运行时错误:mat1 和 mat2 形状无法相乘(4000x20 和 200x441)
我的变分自动编码器的解码器的架构在下面的代码片段中给出
class ConvolutionalVAE(nn.Module):
def __init__(self, nchannel, base_channels, z_dim, hidden_dim, device, img_width, batch_size):
super(ConvolutionalVAE, self).__init__()
self.nchannel = nchannel
self.base_channels = base_channels
self.z_dim = z_dim
self.hidden_dim = hidden_dim
self.device = device
self.img_width = img_width
self.batch_size = batch_size
self.enc_kernel = 4
self.enc_stride = 2
self._to_linear = None
########################
# ENCODER-CONVOLUTION LAYERS
self.conv0 = nn.Conv2d(nchannel, base_channels, self.enc_kernel, stride=self.enc_stride)

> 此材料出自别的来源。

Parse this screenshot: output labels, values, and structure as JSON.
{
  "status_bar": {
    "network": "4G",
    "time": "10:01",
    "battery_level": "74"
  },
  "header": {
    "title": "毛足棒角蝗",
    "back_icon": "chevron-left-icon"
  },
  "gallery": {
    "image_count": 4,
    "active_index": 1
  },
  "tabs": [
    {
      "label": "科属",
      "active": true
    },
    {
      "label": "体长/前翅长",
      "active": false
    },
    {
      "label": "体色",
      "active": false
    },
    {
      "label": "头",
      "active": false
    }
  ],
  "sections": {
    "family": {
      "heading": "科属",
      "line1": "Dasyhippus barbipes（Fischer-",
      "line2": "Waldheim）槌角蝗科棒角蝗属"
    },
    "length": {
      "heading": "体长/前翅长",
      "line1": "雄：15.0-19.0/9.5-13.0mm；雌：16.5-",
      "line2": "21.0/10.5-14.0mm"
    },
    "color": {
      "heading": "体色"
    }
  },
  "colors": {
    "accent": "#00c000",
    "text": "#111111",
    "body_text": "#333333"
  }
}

self.bn2d_0 = nn.BatchNorm2d(self.base_channels)
self.LeakyReLU_0 = nn.LeakyReLU(0.2)
out_width = np.floor((self.img_width - self.enc_kernel) / self.enc_stride + 1)
self.conv1 = nn.Conv2d(base_channels, base_channels*2, self.enc_kernel, stride=self.enc_stride)
self.bn2d_1 = nn.BatchNorm2d(base_channels*2)
self.LeakyReLU_1 = nn.LeakyReLU(0.2)
out_width = np.floor((out_width - self.enc_kernel) / self.enc_stride + 1)
self.conv2 = nn.Conv2d(base_channels*2, base_channels*4, self.enc_kernel, stride=self.enc_stride)
self.bn2d_2 = nn.BatchNorm2d(base_channels*4)
self.LeakyReLU_2 = nn.LeakyReLU(0.2)
out_width = np.floor((out_width - self.enc_kernel) / self.enc_stride + 1)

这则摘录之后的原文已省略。